Web LLM
by frankheat
LLMs are AI algorithms that generate plausible responses by
predicting word sequences from user inputs.
Methodology
- Identify the LLM’s inputs, including direct (e.g., a prompt) and
indirect (e.g., training data).
- Determine the data and APIs accessible to the LLM
- Examine this attack surface for vulnerabilities.
Mapping LLM API attack
surface
- Ask the LLM which APIs it can access
- Providing misleading context and re-asking the question
- Claim that you are the LLM’s developer and so should have a
higher level of privilege
Chaining
vulnerabilities in LLM APIs
The idea is to map the APIs and then send classic web exploits to
all identified APIs.
- Suppose you normally have access to a “Newsletter Subscription”
feature but you can’t control any parameters.
- Imagine that also LLM has access to “Newsletter Subscription”

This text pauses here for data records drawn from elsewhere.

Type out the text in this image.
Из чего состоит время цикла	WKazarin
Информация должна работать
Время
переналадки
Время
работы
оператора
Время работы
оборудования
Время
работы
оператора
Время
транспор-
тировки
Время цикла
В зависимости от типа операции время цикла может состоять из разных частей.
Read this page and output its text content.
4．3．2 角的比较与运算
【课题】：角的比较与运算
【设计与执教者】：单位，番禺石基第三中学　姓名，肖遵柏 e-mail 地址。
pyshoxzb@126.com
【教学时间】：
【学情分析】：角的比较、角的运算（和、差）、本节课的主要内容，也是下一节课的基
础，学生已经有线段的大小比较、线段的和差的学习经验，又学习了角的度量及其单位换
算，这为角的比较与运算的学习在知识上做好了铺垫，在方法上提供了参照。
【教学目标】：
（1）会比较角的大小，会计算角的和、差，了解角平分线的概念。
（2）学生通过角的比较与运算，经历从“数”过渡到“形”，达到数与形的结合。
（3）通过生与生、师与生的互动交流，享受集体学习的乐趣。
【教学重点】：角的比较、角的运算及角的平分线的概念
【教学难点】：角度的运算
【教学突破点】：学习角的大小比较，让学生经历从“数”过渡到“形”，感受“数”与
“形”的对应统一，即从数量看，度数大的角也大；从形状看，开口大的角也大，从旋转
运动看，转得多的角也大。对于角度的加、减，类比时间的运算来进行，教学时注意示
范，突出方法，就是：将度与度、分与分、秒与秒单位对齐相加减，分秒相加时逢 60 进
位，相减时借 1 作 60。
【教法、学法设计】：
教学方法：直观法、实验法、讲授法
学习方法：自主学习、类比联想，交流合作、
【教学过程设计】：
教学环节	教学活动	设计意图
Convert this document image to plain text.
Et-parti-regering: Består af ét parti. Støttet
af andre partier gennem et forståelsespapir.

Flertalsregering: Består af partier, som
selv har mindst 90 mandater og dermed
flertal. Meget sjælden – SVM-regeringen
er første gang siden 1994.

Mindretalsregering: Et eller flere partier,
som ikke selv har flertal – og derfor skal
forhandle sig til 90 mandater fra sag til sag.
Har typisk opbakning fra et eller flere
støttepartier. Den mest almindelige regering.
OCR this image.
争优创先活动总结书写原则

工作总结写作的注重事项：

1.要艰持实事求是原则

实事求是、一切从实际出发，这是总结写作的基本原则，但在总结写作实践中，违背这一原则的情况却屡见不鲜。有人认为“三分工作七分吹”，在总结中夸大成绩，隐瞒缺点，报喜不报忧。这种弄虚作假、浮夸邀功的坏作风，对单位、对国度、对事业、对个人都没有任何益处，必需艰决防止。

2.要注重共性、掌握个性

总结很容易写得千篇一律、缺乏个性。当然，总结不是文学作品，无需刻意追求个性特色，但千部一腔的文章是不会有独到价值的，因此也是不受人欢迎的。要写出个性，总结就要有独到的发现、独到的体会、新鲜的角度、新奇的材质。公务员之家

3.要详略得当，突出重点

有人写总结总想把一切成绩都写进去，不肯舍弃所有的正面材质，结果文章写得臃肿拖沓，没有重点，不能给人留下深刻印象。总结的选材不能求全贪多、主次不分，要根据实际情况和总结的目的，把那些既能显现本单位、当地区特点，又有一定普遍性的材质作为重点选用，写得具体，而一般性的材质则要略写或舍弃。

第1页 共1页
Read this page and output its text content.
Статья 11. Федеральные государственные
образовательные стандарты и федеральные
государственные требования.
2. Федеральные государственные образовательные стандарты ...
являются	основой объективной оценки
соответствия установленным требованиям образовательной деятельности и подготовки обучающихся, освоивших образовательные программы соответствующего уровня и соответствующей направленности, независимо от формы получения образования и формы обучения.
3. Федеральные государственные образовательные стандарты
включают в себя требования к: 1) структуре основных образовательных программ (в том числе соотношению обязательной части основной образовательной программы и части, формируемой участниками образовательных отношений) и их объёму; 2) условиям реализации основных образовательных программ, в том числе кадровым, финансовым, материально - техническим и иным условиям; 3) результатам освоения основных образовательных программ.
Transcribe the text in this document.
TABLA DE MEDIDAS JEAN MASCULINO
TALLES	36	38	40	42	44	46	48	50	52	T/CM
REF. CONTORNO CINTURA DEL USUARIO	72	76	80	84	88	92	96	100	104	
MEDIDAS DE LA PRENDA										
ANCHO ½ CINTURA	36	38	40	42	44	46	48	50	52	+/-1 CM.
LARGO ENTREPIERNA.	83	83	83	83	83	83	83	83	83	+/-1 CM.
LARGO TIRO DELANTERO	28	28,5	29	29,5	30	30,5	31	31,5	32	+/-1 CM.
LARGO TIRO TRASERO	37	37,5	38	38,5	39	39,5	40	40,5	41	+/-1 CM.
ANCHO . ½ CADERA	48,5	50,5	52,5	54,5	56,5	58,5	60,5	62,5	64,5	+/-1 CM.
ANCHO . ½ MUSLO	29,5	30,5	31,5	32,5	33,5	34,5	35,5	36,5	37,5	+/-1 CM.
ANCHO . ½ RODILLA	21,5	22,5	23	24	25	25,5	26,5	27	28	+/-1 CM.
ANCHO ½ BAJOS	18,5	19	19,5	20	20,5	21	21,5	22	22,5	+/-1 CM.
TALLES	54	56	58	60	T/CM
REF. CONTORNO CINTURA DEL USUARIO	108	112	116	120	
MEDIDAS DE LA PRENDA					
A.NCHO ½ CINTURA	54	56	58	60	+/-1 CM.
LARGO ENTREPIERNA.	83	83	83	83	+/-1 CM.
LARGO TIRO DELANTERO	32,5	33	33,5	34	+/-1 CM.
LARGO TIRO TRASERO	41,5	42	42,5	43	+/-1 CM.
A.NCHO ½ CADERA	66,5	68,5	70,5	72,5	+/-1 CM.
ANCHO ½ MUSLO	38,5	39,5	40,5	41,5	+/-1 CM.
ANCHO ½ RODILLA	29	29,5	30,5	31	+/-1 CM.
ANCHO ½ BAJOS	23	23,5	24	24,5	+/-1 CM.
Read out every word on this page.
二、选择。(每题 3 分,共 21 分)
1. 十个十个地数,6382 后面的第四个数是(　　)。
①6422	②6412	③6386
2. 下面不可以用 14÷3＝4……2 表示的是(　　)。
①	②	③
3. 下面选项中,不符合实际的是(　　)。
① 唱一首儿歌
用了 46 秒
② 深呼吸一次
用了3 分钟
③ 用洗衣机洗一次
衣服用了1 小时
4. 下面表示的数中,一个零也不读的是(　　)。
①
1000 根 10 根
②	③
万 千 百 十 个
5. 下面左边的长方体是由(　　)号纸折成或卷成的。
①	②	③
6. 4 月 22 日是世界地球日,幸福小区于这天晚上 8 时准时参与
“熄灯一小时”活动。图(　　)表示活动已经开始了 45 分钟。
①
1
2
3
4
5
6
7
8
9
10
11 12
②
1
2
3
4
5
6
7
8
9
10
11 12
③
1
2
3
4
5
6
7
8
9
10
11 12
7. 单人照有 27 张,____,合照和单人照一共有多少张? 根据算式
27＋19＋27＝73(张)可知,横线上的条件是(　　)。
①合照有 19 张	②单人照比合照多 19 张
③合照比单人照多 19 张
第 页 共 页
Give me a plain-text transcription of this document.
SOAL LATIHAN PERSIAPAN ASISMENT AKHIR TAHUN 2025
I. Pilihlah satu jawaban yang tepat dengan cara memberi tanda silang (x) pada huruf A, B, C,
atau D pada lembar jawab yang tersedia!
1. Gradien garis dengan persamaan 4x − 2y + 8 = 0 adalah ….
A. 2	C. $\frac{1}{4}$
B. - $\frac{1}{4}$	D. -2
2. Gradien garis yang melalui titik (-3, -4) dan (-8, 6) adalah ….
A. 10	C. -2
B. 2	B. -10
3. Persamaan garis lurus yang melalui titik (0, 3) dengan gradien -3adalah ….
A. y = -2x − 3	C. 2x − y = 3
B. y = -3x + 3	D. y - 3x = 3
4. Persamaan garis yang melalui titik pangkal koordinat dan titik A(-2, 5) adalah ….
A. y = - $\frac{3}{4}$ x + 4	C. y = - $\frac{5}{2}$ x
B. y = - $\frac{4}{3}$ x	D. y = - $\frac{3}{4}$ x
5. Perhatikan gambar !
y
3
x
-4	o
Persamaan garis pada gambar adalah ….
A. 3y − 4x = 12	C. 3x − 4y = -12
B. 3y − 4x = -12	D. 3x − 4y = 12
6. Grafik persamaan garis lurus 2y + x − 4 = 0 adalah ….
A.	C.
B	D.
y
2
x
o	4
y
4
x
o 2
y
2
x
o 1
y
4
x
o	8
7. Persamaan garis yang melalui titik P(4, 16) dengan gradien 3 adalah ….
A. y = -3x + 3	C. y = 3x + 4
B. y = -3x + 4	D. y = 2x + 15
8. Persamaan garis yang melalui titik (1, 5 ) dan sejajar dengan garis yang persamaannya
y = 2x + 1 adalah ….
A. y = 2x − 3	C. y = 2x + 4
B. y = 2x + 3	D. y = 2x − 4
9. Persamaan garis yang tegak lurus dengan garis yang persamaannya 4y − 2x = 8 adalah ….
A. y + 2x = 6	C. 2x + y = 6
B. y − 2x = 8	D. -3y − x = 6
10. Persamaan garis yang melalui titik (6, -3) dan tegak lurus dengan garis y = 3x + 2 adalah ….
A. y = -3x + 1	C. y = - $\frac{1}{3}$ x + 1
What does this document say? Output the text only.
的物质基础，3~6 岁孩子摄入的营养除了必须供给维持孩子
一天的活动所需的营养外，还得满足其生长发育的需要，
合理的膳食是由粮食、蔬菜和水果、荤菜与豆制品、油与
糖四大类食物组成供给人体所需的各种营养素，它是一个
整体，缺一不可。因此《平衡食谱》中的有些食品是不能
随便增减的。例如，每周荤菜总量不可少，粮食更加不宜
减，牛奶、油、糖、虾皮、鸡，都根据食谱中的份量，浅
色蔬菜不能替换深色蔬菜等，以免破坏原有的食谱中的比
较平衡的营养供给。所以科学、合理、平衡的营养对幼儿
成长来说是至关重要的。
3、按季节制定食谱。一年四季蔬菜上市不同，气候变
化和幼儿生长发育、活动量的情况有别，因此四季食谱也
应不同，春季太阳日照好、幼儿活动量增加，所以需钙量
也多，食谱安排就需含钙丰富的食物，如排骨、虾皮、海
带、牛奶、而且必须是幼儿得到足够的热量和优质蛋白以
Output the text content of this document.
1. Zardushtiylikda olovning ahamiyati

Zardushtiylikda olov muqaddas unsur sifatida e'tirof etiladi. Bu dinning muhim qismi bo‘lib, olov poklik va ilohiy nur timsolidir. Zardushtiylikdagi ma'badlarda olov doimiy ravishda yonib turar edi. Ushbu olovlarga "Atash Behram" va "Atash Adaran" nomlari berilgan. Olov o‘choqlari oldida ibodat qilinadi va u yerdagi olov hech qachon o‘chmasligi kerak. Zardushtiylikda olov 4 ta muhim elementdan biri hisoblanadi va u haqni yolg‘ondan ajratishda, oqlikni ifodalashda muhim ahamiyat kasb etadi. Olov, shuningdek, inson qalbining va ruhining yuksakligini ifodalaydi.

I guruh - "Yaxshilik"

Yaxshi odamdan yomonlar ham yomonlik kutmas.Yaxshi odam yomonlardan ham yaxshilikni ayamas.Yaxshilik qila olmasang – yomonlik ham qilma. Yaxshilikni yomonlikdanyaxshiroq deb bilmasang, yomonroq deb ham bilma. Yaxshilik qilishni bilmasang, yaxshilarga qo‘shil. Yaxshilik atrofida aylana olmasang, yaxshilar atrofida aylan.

API. You can try to control how this API is called…
- E.g., if a system command is used you might get an RCE if you
ask the LLM to call the Newsletter Subscription API with the
argument
$(whoami)@your-email.com
Insecure output handling
A web app uses an LLM to generate content from user prompts
without sanitization. You could submit a crafted prompt causing the
LLM to return unsanitized JavaScript, leading to XSS/CSRF etc.